Despite the arrest of Colombo's deputy, Arrigo Alemagna, on 18 January 1944, on the orders of Benito Mussolini, on 18 March of the same year the "Ettore Muti Action Squad" was enlarged and officially reorganized as "Ettore Muti Autonomous Mobile Legion", and Colombo was officially appointed questore by the Minister of the Interior Guido Buffarini Guidi, while simultaneously assuming the rank of colonel. In the same days, Colombo violently quarrelled with Vincenzo Costa, a follower of Resega, who had been appointed federale of Milan in place of Boattini.

On 19 March 1944 Colombo was dispatched to Piedmont with part of his men (two battalions and one special company) to carry out anti-partisan operations in the Cuneo area; he returned to Milan on March 27, leaving the command of military operations to his deputy, Lieutenant Colonel Ampelio Spadoni. From late May 1944, some companies of the "Muti" were also deployed in the Vercelli area. On 7 June Colombo was slightly wounded during an ambush near Brossasco during an inspection round in the Cuneo area, and on 14 August, assuming direct command of the "Baragiotta-Salines" Special Company, he participated in a roundup in Varzi, in the province of Pavia. In the same days, "Muti" soldiers formed the firing squad that shot fifteen captured partisans in Piazzale Loreto in reprisal for the partisan bombing of a German truck, in which six civilians had been killed.

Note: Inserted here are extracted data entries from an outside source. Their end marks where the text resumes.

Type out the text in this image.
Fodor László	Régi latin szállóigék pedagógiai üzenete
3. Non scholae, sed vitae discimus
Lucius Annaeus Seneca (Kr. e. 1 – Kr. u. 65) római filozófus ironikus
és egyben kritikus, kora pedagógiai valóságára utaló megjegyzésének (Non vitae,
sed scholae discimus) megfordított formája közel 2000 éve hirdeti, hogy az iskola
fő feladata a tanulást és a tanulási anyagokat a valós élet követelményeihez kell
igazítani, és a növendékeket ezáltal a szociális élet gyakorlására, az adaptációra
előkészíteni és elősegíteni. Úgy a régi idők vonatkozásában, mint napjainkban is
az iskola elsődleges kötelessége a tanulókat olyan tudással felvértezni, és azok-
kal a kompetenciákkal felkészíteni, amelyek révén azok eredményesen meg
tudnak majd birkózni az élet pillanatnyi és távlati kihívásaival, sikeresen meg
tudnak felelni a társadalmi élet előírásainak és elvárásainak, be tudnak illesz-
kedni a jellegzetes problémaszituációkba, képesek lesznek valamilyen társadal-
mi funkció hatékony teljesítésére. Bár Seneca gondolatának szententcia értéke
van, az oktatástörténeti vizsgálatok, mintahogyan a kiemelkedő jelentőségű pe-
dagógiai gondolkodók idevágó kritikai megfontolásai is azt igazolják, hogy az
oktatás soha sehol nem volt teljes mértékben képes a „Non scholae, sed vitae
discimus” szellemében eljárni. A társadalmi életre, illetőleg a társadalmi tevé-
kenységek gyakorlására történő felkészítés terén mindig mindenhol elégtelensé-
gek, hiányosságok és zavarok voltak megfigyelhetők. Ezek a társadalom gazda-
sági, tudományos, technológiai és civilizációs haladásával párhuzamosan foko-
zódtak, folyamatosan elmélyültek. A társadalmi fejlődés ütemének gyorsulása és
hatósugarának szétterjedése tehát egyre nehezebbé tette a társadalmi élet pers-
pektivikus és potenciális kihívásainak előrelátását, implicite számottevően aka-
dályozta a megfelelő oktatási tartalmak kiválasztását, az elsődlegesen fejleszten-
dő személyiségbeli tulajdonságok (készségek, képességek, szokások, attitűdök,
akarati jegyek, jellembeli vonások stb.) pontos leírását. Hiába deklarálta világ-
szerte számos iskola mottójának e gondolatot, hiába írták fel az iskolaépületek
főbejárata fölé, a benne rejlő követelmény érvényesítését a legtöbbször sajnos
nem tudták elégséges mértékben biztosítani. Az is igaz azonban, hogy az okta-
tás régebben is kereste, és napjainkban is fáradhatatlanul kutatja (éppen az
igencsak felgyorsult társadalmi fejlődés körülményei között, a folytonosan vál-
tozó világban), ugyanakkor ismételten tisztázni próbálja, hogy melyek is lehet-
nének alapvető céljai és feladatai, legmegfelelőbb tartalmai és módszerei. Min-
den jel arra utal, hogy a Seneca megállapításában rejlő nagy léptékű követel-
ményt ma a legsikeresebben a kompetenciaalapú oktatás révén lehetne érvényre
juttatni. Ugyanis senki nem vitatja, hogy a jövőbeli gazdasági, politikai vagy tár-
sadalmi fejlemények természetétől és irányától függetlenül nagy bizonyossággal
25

In the autumn of 1944 the situation in Milan was exacerbated by the arrival of Pietro Koch's "Special Department of Republican Police", better known as Banda Koch, previously based in Rome; a unit whose sinister reputation ever surpassed that of the "Muti". Minister Guido Buffarini Guidi tried to remove them from Milan, but his attempt failed due to Pietro Koch's refusal to leave the city. On 25 September 1944, therefore, a company of the Muti Legion under the command of Major Luciano Folli, on the orders of the Milan police chief and following the direct intervention of Mussolini, arrested the members of the Banda Koch and imprisoned them in San Vittore. After this Koch, who had temporarily escaped arrest, accused Colombo of being "a puppet in the hands of [Enrico] Varenna", an industrialist and financial backer of Roberto Farinacci as well as a close friend of Raffaello Riccardi, former Minister of Finance, and of Piero Parini, prefect of Milan.

In the final days of the Italian Social Republic, Colombo suggested to Mussolini to retreat to the Valtellina Redoubt rather than towards Germany. After waiting in vain for the units coming from Piedmont, Colombo left Milan for Como on 26 April 1945, with two hundreds of his men, reuniting with Alessandro Pavolini. Having lost contact with Mussolini, who in the meantime had left for Menaggio, Colombo's column made a deal with the National Liberation Committee to obtain free transit, but on the morning of April 27 the partisans blocked the road near Cernobbio, demanding its surrender. The "Muti" was therefore dissolved by Colombo, who then joined former PFR deputy secretary Pino Romualdi and Vanni Teodorani, former head of Mussolini's military secretariat, in an attempt to reach Mussolini in Menaggio and convince him to surrender himself to the Allies. The trio was accompanied by Giovanni Dessy, a former naval officer now working as a secret agent for the Allies, carrying a safe conduct; in Cadenabbia, however, their car ran into a partisan checkpoint, where Colombo was recognized. Although Dessy showed the partisans his mission orders, all occupants of the car were arrested and taken to San Fedele Intelvi; here Dessy managed to have Romualdi released, as he had not been recognized, but Colombo was detained for two days and then taken to Lenno, where he was executed by firing squad on 28 April 1945. He was buried in the Cimitero Maggiore of Milan.